TtfnJohn (profile) says:

Re:

To be unfair while it wasn’t software in game purchases are as old or older than Monopoly.

I also remember text adventure games from the 80s and 90s where in game purchases were part of the game. And they are in lots of graphic based games from complex to simple first person shooters.

Prior art doesn’t just apply to a platform or programming language. Prior art is just that no matter where it first appeared in the software world.

It’s this kind of blatantly ignorant granting of a patent to a software process that has existed almost as long as desktop machines (or longer) that has had me opposing software patents from the very start.

This is the height of absurdity. Right up there with one click patents and other idiotic nonsense.

indieThing says:

Re:

Yeah, you could call it ‘A method for creating a buffer object between an in-game vehicle and the in-game scenery to facilitate the appearance and behaviour of smooth and realistic motion over the in-game scenery’.

I’m sure you’d get it past the examiner by spewing enough B.S. about the physics and simulation side, you could then sue every racing game manufacturer on the planet $$$

eclecticdave (profile) says:

Disclosure

For me, it’s not just the prior art and/or obviousness of this kind of patent that should make it invalid. You can often argue about those until the cows come home – whether a particular thing counts as prior art or whether people would really have considered this as obvious at the time, can be rather subjective.

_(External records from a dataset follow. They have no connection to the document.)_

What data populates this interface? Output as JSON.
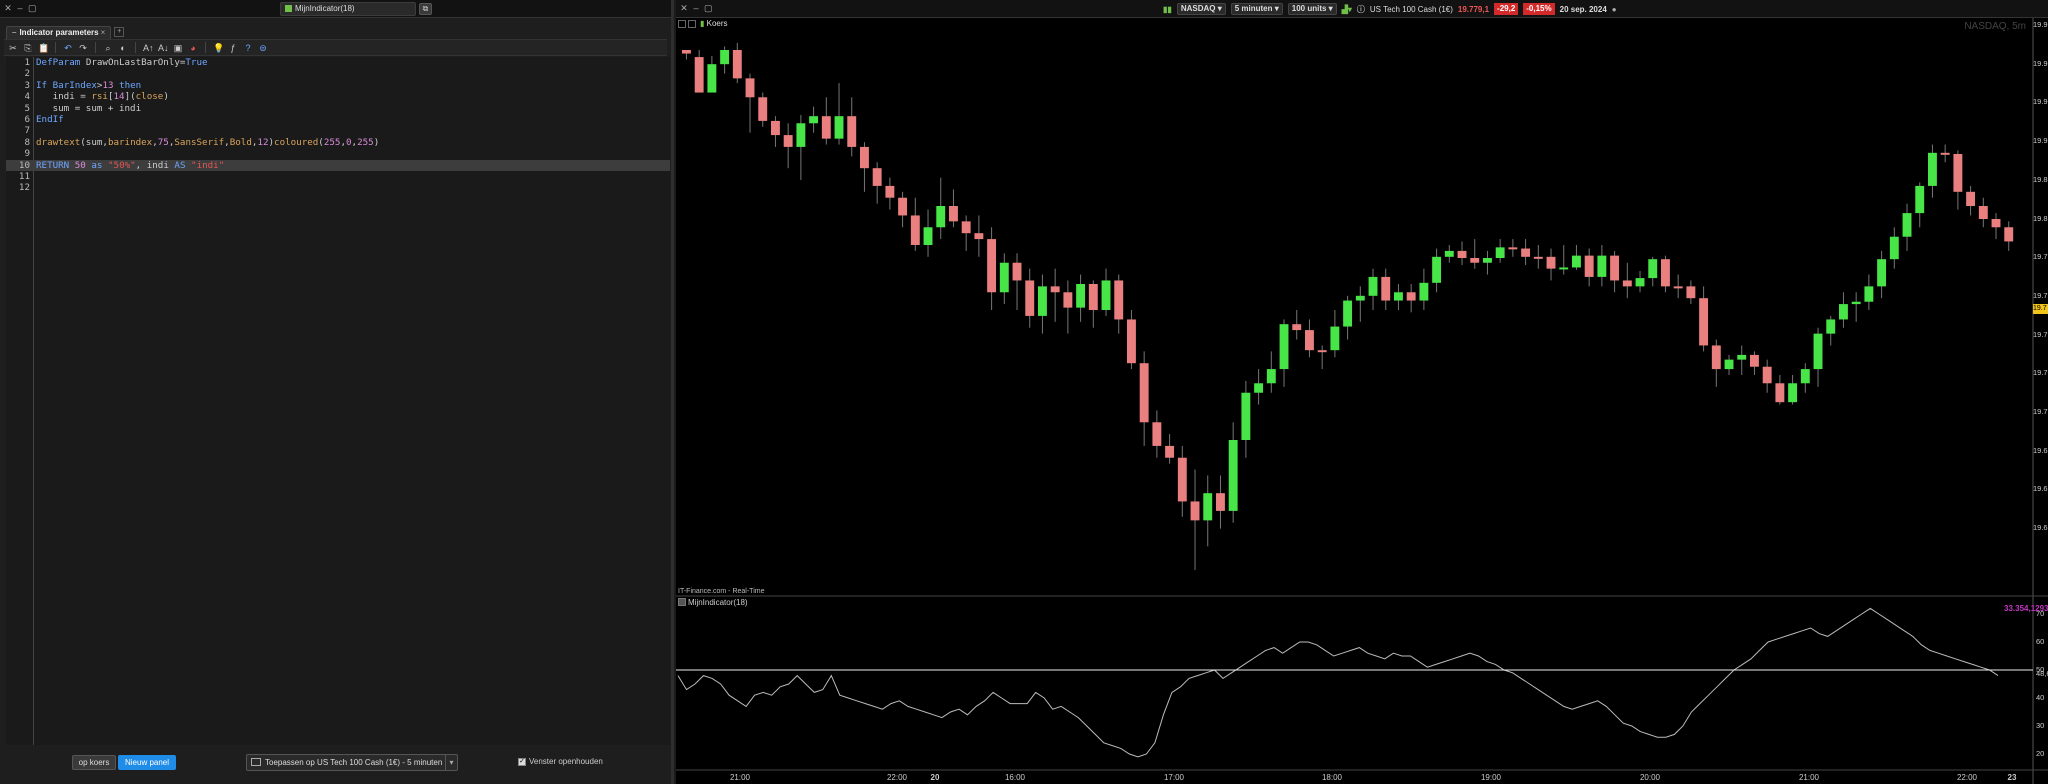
{
  "left_window": {
    "title": "MijnIndicator(18)",
    "panel_tab": "Indicator parameters",
    "code_lines": [
      "DefParam DrawOnLastBarOnly=True",
      "",
      "If BarIndex>13 then",
      "   indi = rsi[14](close)",
      "   sum = sum + indi",
      "EndIf",
      "",
      "drawtext(sum,barindex,75,SansSerif,Bold,12)coloured(255,0,255)",
      "",
      "RETURN 50 as \"50%\", indi AS \"indi\"",
      "",
      ""
    ],
    "op_koers_label": "op koers",
    "nieuw_panel_label": "Nieuw panel",
    "apply_label": "Toepassen op US Tech 100 Cash (1€) - 5 minuten",
    "venster_label": "Venster openhouden"
  },
  "right_window": {
    "exchange": "NASDAQ",
    "timeframe": "5 minuten",
    "units": "100 units",
    "instrument": "US Tech 100 Cash (1€)",
    "price": "19.779,1",
    "change": "-29,2",
    "change_pct": "-0,15%",
    "date": "20 sep. 2024",
    "koers_label": "Koers",
    "watermark": "NASDAQ, 5m",
    "source": "IT-Finance.com - Real-Time",
    "indicator_name": "MijnIndicator(18)",
    "indicator_value": "33.354,129326",
    "price_badge": "19.7",
    "price_axis": [
      "19.9",
      "19.9",
      "19.9",
      "19.9",
      "19.8",
      "19.8",
      "19.7",
      "19.7",
      "19.7",
      "19.7",
      "19.7",
      "19.6",
      "19.6",
      "19.6"
    ],
    "ind_axis": [
      "70",
      "60",
      "50",
      "48,6",
      "40",
      "30",
      "20"
    ],
    "time_axis": [
      {
        "label": "21:00",
        "bold": false
      },
      {
        "label": "22:00",
        "bold": false
      },
      {
        "label": "20",
        "bold": true
      },
      {
        "label": "16:00",
        "bold": false
      },
      {
        "label": "17:00",
        "bold": false
      },
      {
        "label": "18:00",
        "bold": false
      },
      {
        "label": "19:00",
        "bold": false
      },
      {
        "label": "20:00",
        "bold": false
      },
      {
        "label": "21:00",
        "bold": false
      },
      {
        "label": "22:00",
        "bold": false
      },
      {
        "label": "23",
        "bold": true
      }
    ]
  },
  "colors": {
    "up": "#47e547",
    "down": "#ea7f7f",
    "accent": "#1f8ce8",
    "indicator_text": "#c436c4"
  },
  "chart_data": [
    {
      "type": "candlestick",
      "title": "Koers",
      "candles": [
        [
          0,
          3,
          0,
          8
        ],
        [
          6,
          36,
          0,
          36
        ],
        [
          36,
          12,
          5,
          36
        ],
        [
          12,
          0,
          -3,
          20
        ],
        [
          0,
          24,
          -6,
          28
        ],
        [
          24,
          40,
          20,
          70
        ],
        [
          40,
          60,
          36,
          65
        ],
        [
          60,
          72,
          56,
          82
        ],
        [
          72,
          82,
          62,
          100
        ],
        [
          82,
          62,
          55,
          110
        ],
        [
          62,
          56,
          48,
          70
        ],
        [
          56,
          75,
          40,
          80
        ],
        [
          75,
          56,
          28,
          80
        ],
        [
          56,
          82,
          40,
          90
        ],
        [
          82,
          100,
          78,
          120
        ],
        [
          100,
          115,
          95,
          130
        ],
        [
          115,
          125,
          108,
          135
        ],
        [
          125,
          140,
          120,
          150
        ],
        [
          140,
          165,
          125,
          170
        ],
        [
          165,
          150,
          135,
          175
        ],
        [
          150,
          132,
          108,
          160
        ],
        [
          132,
          145,
          118,
          150
        ],
        [
          145,
          155,
          140,
          170
        ],
        [
          155,
          160,
          140,
          175
        ],
        [
          160,
          205,
          150,
          220
        ],
        [
          205,
          180,
          172,
          215
        ],
        [
          180,
          195,
          172,
          220
        ],
        [
          195,
          225,
          185,
          235
        ],
        [
          225,
          200,
          190,
          240
        ],
        [
          200,
          205,
          185,
          230
        ],
        [
          205,
          218,
          195,
          240
        ],
        [
          218,
          198,
          190,
          230
        ],
        [
          198,
          220,
          195,
          235
        ],
        [
          220,
          195,
          185,
          225
        ],
        [
          195,
          228,
          190,
          240
        ],
        [
          228,
          265,
          220,
          270
        ],
        [
          265,
          315,
          255,
          335
        ],
        [
          315,
          335,
          305,
          345
        ],
        [
          335,
          345,
          325,
          350
        ],
        [
          345,
          382,
          335,
          395
        ],
        [
          382,
          398,
          355,
          440
        ],
        [
          398,
          375,
          360,
          420
        ],
        [
          375,
          390,
          360,
          405
        ],
        [
          390,
          330,
          315,
          400
        ],
        [
          330,
          290,
          280,
          345
        ],
        [
          290,
          282,
          270,
          300
        ],
        [
          282,
          270,
          255,
          290
        ],
        [
          270,
          232,
          228,
          285
        ],
        [
          232,
          237,
          220,
          245
        ],
        [
          237,
          254,
          228,
          260
        ],
        [
          254,
          254,
          250,
          270
        ],
        [
          254,
          234,
          220,
          260
        ],
        [
          234,
          212,
          208,
          245
        ],
        [
          212,
          208,
          200,
          230
        ],
        [
          208,
          192,
          185,
          220
        ],
        [
          192,
          212,
          185,
          220
        ],
        [
          212,
          205,
          198,
          220
        ],
        [
          205,
          212,
          198,
          222
        ],
        [
          212,
          197,
          185,
          220
        ],
        [
          197,
          175,
          168,
          205
        ],
        [
          175,
          170,
          165,
          180
        ],
        [
          170,
          176,
          162,
          182
        ],
        [
          176,
          180,
          160,
          185
        ],
        [
          180,
          176,
          170,
          190
        ],
        [
          176,
          167,
          160,
          180
        ],
        [
          167,
          168,
          160,
          175
        ],
        [
          168,
          175,
          160,
          182
        ],
        [
          175,
          175,
          165,
          185
        ],
        [
          175,
          185,
          168,
          195
        ],
        [
          185,
          184,
          165,
          190
        ],
        [
          184,
          174,
          165,
          186
        ],
        [
          174,
          192,
          168,
          200
        ],
        [
          192,
          174,
          165,
          200
        ],
        [
          174,
          195,
          170,
          205
        ],
        [
          195,
          200,
          180,
          210
        ],
        [
          200,
          193,
          187,
          205
        ],
        [
          193,
          177,
          175,
          200
        ],
        [
          177,
          200,
          174,
          205
        ],
        [
          200,
          200,
          190,
          210
        ],
        [
          200,
          210,
          195,
          215
        ],
        [
          210,
          250,
          200,
          255
        ],
        [
          250,
          270,
          245,
          285
        ],
        [
          270,
          262,
          258,
          275
        ],
        [
          262,
          258,
          250,
          275
        ],
        [
          258,
          268,
          255,
          275
        ],
        [
          268,
          282,
          262,
          290
        ],
        [
          282,
          298,
          275,
          300
        ],
        [
          298,
          282,
          275,
          300
        ],
        [
          282,
          270,
          265,
          290
        ],
        [
          270,
          240,
          235,
          285
        ],
        [
          240,
          228,
          225,
          250
        ],
        [
          228,
          215,
          205,
          235
        ],
        [
          215,
          213,
          205,
          230
        ],
        [
          213,
          200,
          190,
          220
        ],
        [
          200,
          177,
          170,
          210
        ],
        [
          177,
          158,
          150,
          185
        ],
        [
          158,
          138,
          130,
          170
        ],
        [
          138,
          115,
          112,
          150
        ],
        [
          115,
          87,
          80,
          125
        ],
        [
          87,
          88,
          80,
          95
        ],
        [
          88,
          120,
          85,
          135
        ],
        [
          120,
          132,
          115,
          140
        ],
        [
          132,
          143,
          125,
          150
        ],
        [
          143,
          150,
          138,
          160
        ],
        [
          150,
          162,
          145,
          170
        ]
      ],
      "ylim": [
        0,
        440
      ]
    },
    {
      "type": "line",
      "title": "MijnIndicator(18)",
      "series": [
        {
          "name": "indi",
          "values": [
            48,
            43,
            45,
            48,
            47,
            45,
            41,
            39,
            37,
            41,
            42,
            41,
            44,
            45,
            48,
            45,
            42,
            43,
            48,
            41,
            40,
            39,
            38,
            37,
            36,
            38,
            39,
            37,
            36,
            35,
            34,
            33,
            35,
            36,
            34,
            37,
            39,
            42,
            40,
            38,
            38,
            38,
            42,
            40,
            36,
            37,
            35,
            33,
            30,
            27,
            24,
            23,
            22,
            20,
            19,
            20,
            24,
            34,
            42,
            44,
            47,
            48,
            49,
            50,
            47,
            49,
            51,
            53,
            55,
            57,
            58,
            56,
            58,
            60,
            60,
            59,
            57,
            55,
            56,
            57,
            58,
            56,
            55,
            54,
            56,
            55,
            55,
            53,
            51,
            52,
            53,
            54,
            55,
            56,
            55,
            53,
            52,
            50,
            49,
            47,
            45,
            43,
            41,
            39,
            37,
            36,
            37,
            38,
            39,
            37,
            34,
            31,
            30,
            28,
            27,
            26,
            26,
            27,
            30,
            35,
            38,
            41,
            44,
            47,
            50,
            52,
            54,
            57,
            60,
            61,
            62,
            63,
            64,
            65,
            63,
            62,
            64,
            66,
            68,
            70,
            72,
            70,
            68,
            66,
            64,
            62,
            59,
            57,
            56,
            55,
            54,
            53,
            52,
            51,
            50,
            48
          ]
        },
        {
          "name": "50%",
          "values": [
            50,
            50
          ]
        }
      ],
      "ylim": [
        15,
        75
      ]
    }
  ]
}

For me it’s the lack of any real disclosure that annoys me. Patents are supposed to provide sufficient information that a person skilled in the art can reproduce it with relative ease. Generally this means it should be sufficiently detailed that the recipient does not need to add any significant creativity or ingenuity of his own.

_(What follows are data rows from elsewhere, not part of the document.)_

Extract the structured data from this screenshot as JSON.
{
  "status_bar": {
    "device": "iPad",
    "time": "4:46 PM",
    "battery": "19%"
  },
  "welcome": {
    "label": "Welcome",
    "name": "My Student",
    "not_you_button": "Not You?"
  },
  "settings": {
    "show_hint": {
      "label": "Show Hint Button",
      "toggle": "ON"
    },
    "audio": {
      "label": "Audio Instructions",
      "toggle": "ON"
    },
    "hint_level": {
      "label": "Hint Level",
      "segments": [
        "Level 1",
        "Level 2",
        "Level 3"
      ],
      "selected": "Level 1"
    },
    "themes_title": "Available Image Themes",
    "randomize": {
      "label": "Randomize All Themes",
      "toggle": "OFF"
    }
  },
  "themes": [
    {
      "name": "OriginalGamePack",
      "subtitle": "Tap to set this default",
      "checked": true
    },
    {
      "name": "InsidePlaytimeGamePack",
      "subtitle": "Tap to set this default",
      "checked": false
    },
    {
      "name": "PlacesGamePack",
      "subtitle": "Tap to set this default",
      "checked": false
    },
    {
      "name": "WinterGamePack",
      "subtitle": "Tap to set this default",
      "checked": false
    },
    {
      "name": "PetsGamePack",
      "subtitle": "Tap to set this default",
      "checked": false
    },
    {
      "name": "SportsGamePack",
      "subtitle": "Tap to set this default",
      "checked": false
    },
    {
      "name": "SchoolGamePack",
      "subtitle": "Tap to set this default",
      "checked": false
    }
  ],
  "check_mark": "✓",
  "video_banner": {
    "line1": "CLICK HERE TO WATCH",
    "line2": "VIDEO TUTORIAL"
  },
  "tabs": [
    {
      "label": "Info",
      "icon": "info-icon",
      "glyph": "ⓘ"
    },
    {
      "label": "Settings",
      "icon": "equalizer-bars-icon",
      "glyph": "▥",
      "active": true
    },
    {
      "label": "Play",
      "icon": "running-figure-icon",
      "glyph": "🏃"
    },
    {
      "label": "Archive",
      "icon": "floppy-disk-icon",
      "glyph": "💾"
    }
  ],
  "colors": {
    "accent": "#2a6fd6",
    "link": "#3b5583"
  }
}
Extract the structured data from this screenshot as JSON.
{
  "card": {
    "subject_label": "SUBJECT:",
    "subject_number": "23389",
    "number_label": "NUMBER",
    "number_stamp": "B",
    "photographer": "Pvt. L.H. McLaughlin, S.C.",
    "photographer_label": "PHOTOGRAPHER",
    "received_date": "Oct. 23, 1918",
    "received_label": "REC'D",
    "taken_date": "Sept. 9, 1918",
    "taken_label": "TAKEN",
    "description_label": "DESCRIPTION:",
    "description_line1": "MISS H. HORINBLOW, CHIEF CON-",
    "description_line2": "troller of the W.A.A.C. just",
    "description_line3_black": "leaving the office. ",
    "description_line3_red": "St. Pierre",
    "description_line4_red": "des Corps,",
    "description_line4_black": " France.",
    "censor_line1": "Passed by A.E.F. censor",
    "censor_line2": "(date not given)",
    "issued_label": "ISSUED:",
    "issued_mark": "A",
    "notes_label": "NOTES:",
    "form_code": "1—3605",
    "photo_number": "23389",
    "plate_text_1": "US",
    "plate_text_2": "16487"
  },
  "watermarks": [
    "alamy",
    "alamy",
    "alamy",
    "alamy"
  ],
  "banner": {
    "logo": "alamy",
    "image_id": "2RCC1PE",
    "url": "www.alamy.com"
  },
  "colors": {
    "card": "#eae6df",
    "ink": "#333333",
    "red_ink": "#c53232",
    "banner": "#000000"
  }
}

So for example, if I were attempting to patent the Carburetor, I should need to provide blueprints and specifications such that anyone with a workshop and sufficient skill would be able to build one. It would be no good me putting “a device that mixes gasoline and air” and more or less leaving it at that! Even a lengthy explanation of what it does and the principles on which it operates would still be considered insufficient disclosure in most fields.

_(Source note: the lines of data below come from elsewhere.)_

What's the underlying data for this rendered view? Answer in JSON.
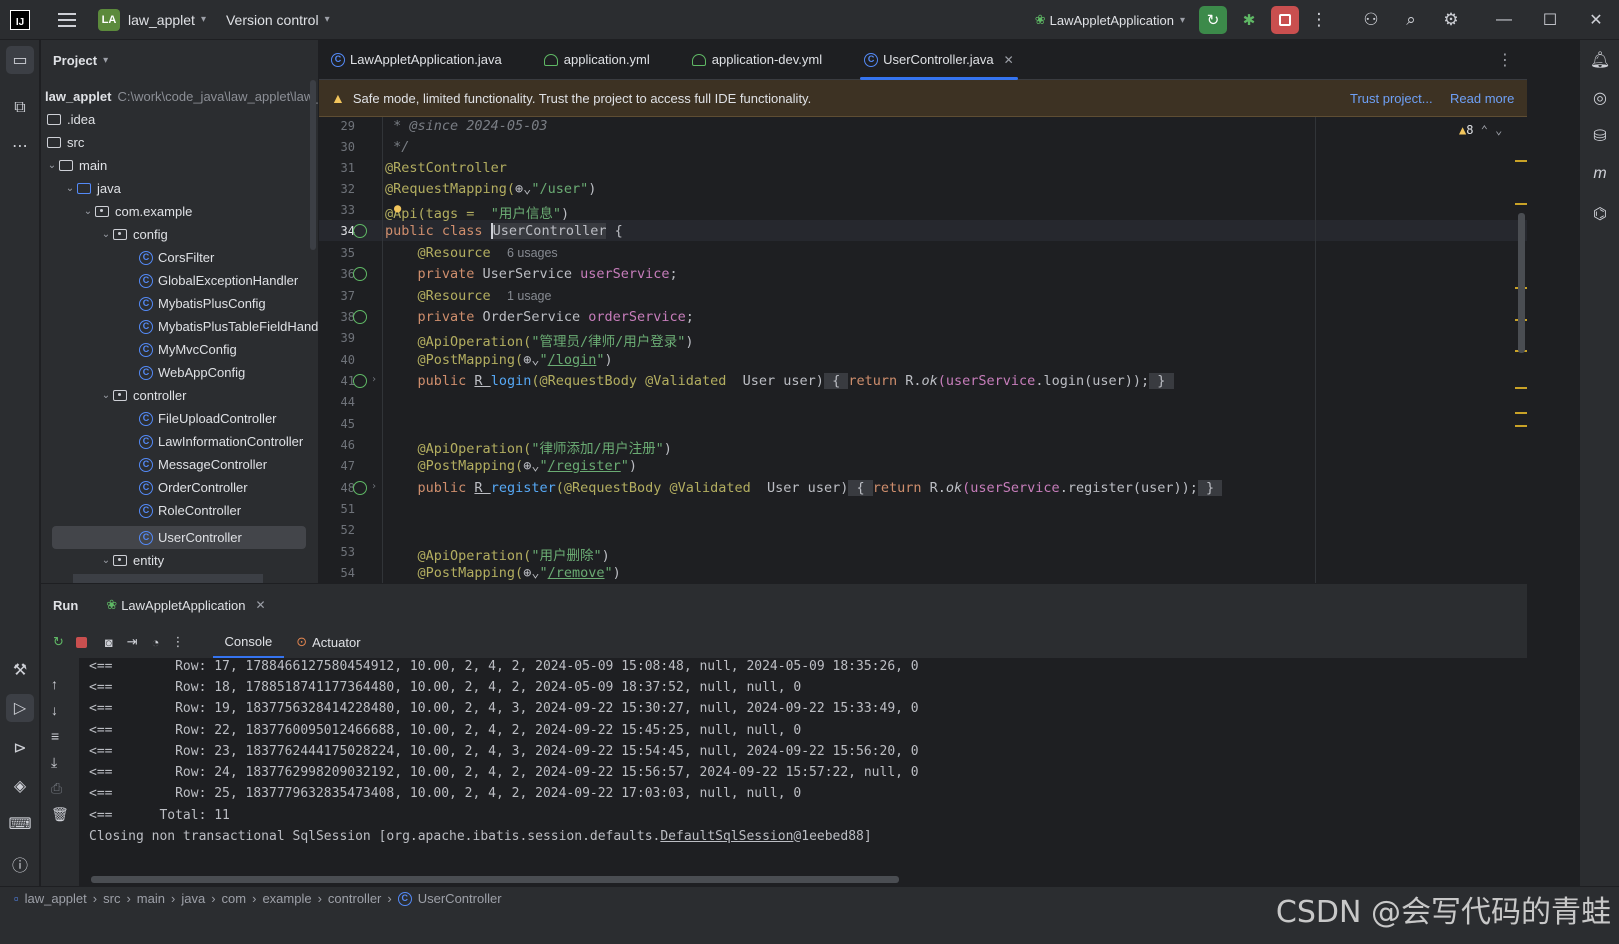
{
  "titlebar": {
    "logo_text": "IJ",
    "project_badge": "LA",
    "project_name": "law_applet",
    "vcs_label": "Version control",
    "run_config": "LawAppletApplication"
  },
  "project_panel": {
    "title": "Project",
    "root_name": "law_applet",
    "root_path": "C:\\work\\code_java\\law_applet\\law_a",
    "items": [
      {
        "label": ".idea"
      },
      {
        "label": "src"
      },
      {
        "label": "main"
      },
      {
        "label": "java"
      },
      {
        "label": "com.example"
      },
      {
        "label": "config"
      },
      {
        "label": "CorsFilter"
      },
      {
        "label": "GlobalExceptionHandler"
      },
      {
        "label": "MybatisPlusConfig"
      },
      {
        "label": "MybatisPlusTableFieldHandle"
      },
      {
        "label": "MyMvcConfig"
      },
      {
        "label": "WebAppConfig"
      },
      {
        "label": "controller"
      },
      {
        "label": "FileUploadController"
      },
      {
        "label": "LawInformationController"
      },
      {
        "label": "MessageController"
      },
      {
        "label": "OrderController"
      },
      {
        "label": "RoleController"
      },
      {
        "label": "UserController"
      },
      {
        "label": "entity"
      }
    ]
  },
  "tabs": [
    {
      "label": "LawAppletApplication.java"
    },
    {
      "label": "application.yml"
    },
    {
      "label": "application-dev.yml"
    },
    {
      "label": "UserController.java"
    }
  ],
  "banner": {
    "message": "Safe mode, limited functionality. Trust the project to access full IDE functionality.",
    "trust_link": "Trust project...",
    "read_more": "Read more"
  },
  "editor": {
    "inspection_count": "8",
    "line_numbers": [
      "29",
      "30",
      "31",
      "32",
      "33",
      "34",
      "35",
      "36",
      "37",
      "38",
      "39",
      "40",
      "41",
      "44",
      "45",
      "46",
      "47",
      "48",
      "51",
      "52",
      "53",
      "54"
    ],
    "lines": {
      "l29": "@since 2024-05-03",
      "l31": "@RestController",
      "l32a": "@RequestMapping(",
      "l32b": "\"/user\"",
      "l33a": "@Api(tags = ",
      "l33b": "\"用户信息\"",
      "l34a": "public class ",
      "l34b": "UserController",
      "l35": "@Resource",
      "l35hint": "6 usages",
      "l36a": "private ",
      "l36b": "UserService ",
      "l36c": "userService",
      "l37hint": "1 usage",
      "l38b": "OrderService ",
      "l38c": "orderService",
      "l39a": "@ApiOperation(",
      "l39b": "\"管理员/律师/用户登录\"",
      "l40a": "@PostMapping(",
      "l40b": "/login",
      "l41a": "public ",
      "l41b": "R ",
      "l41c": "login",
      "l41d": "(@RequestBody @Validated  ",
      "l41e": "User user)",
      "l41f": "return ",
      "l41g": "R.",
      "l41h": "ok",
      "l41i": "(userService",
      "l41j": ".login(user));",
      "l46b": "\"律师添加/用户注册\"",
      "l47b": "/register",
      "l48c": "register",
      "l48j": ".register(user));",
      "l53b": "\"用户删除\"",
      "l54b": "/remove"
    }
  },
  "run_panel": {
    "title": "Run",
    "config_tab": "LawAppletApplication",
    "console_tab": "Console",
    "actuator_tab": "Actuator",
    "console_lines": [
      "<==        Row: 17, 1788466127580454912, 10.00, 2, 4, 2, 2024-05-09 15:08:48, null, 2024-05-09 18:35:26, 0",
      "<==        Row: 18, 1788518741177364480, 10.00, 2, 4, 2, 2024-05-09 18:37:52, null, null, 0",
      "<==        Row: 19, 1837756328414228480, 10.00, 2, 4, 3, 2024-09-22 15:30:27, null, 2024-09-22 15:33:49, 0",
      "<==        Row: 22, 1837760095012466688, 10.00, 2, 4, 2, 2024-09-22 15:45:25, null, null, 0",
      "<==        Row: 23, 1837762444175028224, 10.00, 2, 4, 3, 2024-09-22 15:54:45, null, 2024-09-22 15:56:20, 0",
      "<==        Row: 24, 1837762998209032192, 10.00, 2, 4, 2, 2024-09-22 15:56:57, 2024-09-22 15:57:22, null, 0",
      "<==        Row: 25, 1837779632835473408, 10.00, 2, 4, 2, 2024-09-22 17:03:03, null, null, 0",
      "<==      Total: 11"
    ],
    "closing_prefix": "Closing non transactional SqlSession [org.apache.ibatis.session.defaults.",
    "closing_link": "DefaultSqlSession",
    "closing_suffix": "@1eebed88]"
  },
  "breadcrumb": {
    "items": [
      "law_applet",
      "src",
      "main",
      "java",
      "com",
      "example",
      "controller",
      "UserController"
    ]
  },
  "statusbar": {
    "watermark": "CSDN @会写代码的青蛙"
  }
}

The equivalent disclosure for software patents should be to provide full source code such that any reasonably skilled developer can reproduce the invention without writing the thing from scratch himself.

Anonymous Coward says:

Buying something on a website is no different than buying something in a game. Apples could be sued for this patent as well, since my video purchases in iTunes don’t work outside of the software environment they have set up (because of DRM). Apple licenses one-click from Amazon. So wouldn’t Amazon be prior art for this one?

It’s kind of ironic that DRM could expose Apple to patent trolls.

Nona says:

Please do not take offense. But you have to know the game in order to comment on it. For example, there is no such thing as a software patent. Patents are granted for four classes of invention processes, machines, articles and compositions of matter. There is not a class for “software”. Second, “invention” is not found in the Specification, Drawings, Abstract and certainly not a blogger’s synopsis. It is the claims. One must read the claims. If you can find what was done in the old MMPORGs in claim 15, for example, then you have a case. Otherwise… much of the commentary around patents is just the blind leading the blind.